When Dennis Rodman visited North Korea in September he described it as a “party,” but when UN investigators interviewed escapees from the country they found something completely different-evidence of torture, “detention, summary execution, forced abortion and other forms of sexual violence.”
UN investigators also found China played a key role in enabling North Korean atrocities.
According to the International Business Times, after a September visit with North Korean leader Kim Jong-un, Rodman described it as a “seven-star party.” He said Jong-un’s private island was “like Hawaii or Ibiza, but he’s the only one that lives there.” Rodman said Jong-un liked having people around him, and he liked them “to be happy.”
However, according to a UN report published by Reuters, the real North Korea looks far different from the fantasy island Rodman visited.
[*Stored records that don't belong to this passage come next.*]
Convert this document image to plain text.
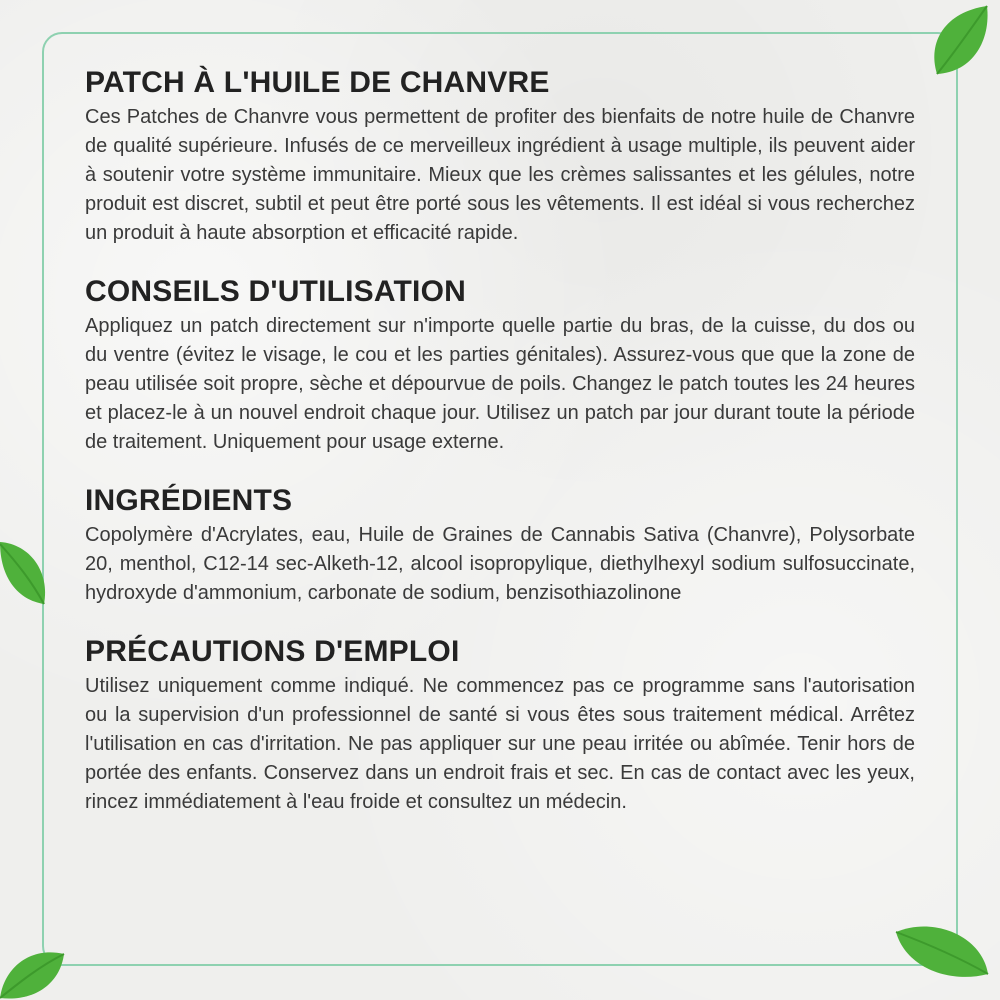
PATCH À L'HUILE DE CHANVRE

Ces Patches de Chanvre vous permettent de profiter des bienfaits de notre huile de Chanvre de qualité supérieure. Infusés de ce merveilleux ingrédient à usage multiple, ils peuvent aider à soutenir votre système immunitaire. Mieux que les crèmes salissantes et les gélules, notre produit est discret, subtil et peut être porté sous les vêtements. Il est idéal si vous recherchez un produit à haute absorption et efficacité rapide.

CONSEILS D'UTILISATION

Appliquez un patch directement sur n'importe quelle partie du bras, de la cuisse, du dos ou du ventre (évitez le visage, le cou et les parties génitales). Assurez-vous que que la zone de peau utilisée soit propre, sèche et dépourvue de poils. Changez le patch toutes les 24 heures et placez-le à un nouvel endroit chaque jour. Utilisez un patch par jour durant toute la période de traitement. Uniquement pour usage externe.

INGRÉDIENTS

Copolymère d'Acrylates, eau, Huile de Graines de Cannabis Sativa (Chanvre), Polysorbate 20, menthol, C12-14 sec-Alketh-12, alcool isopropylique, diethylhexyl sodium sulfosuccinate, hydroxyde d'ammonium, carbonate de sodium, benzisothiazolinone

PRÉCAUTIONS D'EMPLOI

Utilisez uniquement comme indiqué. Ne commencez pas ce programme sans l'autorisation ou la supervision d'un professionnel de santé si vous êtes sous traitement médical. Arrêtez l'utilisation en cas d'irritation. Ne pas appliquer sur une peau irritée ou abîmée. Tenir hors de portée des enfants. Conservez dans un endroit frais et sec. En cas de contact avec les yeux, rincez immédiatement à l'eau froide et consultez un médecin.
In the real North Korea there are tanks in which people are dunked upside down as a means of torture. While being dunked, they have needles pushed under their fingernails.
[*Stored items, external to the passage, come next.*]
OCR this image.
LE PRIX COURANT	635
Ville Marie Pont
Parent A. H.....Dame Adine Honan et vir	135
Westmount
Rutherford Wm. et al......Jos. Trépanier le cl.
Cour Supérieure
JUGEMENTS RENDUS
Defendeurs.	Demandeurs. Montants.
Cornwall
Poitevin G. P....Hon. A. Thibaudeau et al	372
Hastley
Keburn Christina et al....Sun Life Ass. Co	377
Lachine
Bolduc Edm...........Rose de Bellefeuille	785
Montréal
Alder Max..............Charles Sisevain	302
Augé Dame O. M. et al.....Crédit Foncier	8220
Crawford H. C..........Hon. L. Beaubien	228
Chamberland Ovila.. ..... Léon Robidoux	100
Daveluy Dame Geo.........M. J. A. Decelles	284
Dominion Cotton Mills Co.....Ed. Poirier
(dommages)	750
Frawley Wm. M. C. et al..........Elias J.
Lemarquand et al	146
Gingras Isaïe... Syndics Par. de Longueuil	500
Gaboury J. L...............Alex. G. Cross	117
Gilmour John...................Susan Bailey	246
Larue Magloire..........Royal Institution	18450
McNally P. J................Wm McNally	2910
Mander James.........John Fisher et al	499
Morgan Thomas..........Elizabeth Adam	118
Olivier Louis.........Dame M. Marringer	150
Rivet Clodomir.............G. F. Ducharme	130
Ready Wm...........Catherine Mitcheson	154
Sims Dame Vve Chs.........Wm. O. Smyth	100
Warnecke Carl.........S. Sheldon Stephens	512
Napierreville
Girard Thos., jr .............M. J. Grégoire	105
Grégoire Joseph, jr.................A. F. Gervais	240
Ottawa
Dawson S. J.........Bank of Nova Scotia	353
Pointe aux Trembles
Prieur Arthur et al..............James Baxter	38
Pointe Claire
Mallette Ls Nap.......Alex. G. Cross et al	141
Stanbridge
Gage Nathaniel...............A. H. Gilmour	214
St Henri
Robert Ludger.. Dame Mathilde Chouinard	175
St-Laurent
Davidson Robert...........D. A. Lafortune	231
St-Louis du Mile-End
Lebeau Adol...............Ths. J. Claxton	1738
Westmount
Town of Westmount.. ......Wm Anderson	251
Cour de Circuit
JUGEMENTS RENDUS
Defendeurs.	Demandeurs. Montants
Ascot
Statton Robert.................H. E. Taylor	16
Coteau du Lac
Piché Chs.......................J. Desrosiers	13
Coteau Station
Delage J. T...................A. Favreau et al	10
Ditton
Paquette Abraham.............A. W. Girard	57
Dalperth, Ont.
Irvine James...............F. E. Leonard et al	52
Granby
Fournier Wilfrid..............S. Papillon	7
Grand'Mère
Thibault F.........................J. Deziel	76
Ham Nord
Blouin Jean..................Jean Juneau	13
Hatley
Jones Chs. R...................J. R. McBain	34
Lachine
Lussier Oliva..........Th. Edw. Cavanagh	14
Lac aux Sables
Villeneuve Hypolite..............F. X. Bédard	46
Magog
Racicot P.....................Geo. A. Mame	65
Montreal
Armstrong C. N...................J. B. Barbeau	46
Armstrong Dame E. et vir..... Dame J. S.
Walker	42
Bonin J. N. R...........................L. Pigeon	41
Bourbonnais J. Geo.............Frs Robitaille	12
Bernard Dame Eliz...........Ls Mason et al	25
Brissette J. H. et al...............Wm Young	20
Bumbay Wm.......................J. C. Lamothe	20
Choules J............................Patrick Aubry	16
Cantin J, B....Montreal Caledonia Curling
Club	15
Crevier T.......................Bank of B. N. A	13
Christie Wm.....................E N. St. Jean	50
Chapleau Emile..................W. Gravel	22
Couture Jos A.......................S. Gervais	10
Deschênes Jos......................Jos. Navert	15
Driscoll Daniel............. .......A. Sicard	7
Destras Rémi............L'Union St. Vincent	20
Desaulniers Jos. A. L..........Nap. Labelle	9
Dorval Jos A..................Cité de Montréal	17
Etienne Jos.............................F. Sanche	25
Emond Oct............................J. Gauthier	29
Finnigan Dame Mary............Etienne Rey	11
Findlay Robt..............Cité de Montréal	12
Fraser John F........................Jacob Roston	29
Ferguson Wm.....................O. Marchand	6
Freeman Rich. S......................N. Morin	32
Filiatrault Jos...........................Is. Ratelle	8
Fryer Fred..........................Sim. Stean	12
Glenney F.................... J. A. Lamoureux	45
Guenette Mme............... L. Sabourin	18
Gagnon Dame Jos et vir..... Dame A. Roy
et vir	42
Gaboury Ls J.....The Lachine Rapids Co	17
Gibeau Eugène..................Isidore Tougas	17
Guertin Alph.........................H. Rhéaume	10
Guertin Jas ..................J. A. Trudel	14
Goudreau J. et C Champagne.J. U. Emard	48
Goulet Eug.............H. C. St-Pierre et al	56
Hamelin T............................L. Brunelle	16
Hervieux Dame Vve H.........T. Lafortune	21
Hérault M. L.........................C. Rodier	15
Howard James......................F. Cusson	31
In the real North Korea, there are four operational prison camps where political dissidents and others are tortured, interrogated, starved, and killed the report claims. Altogether, 80,000 to 120,000 prisoners are kept in these camps.
Some of the worst treatment North Koreans receive comes after they are sent back to North Korea from China. This repatriation results in torture and sexual violence to the most heinous degree. UN investigators observed that China could spare these humans a world of misery by halting the practice, yet China does not relent in deporting escapees.
On December 16th, chairman Michael Kirby of the UN’s Commission of Inquiry on Human Rights in North Korea sent a letter to China’s ambassador in Geneva warning that the continued forced repatriation “could amount to… aiding and abetting crimes against humanity.” The ambassador responded that those being repatriated are criminals and on those grounds are being returned to North Korea.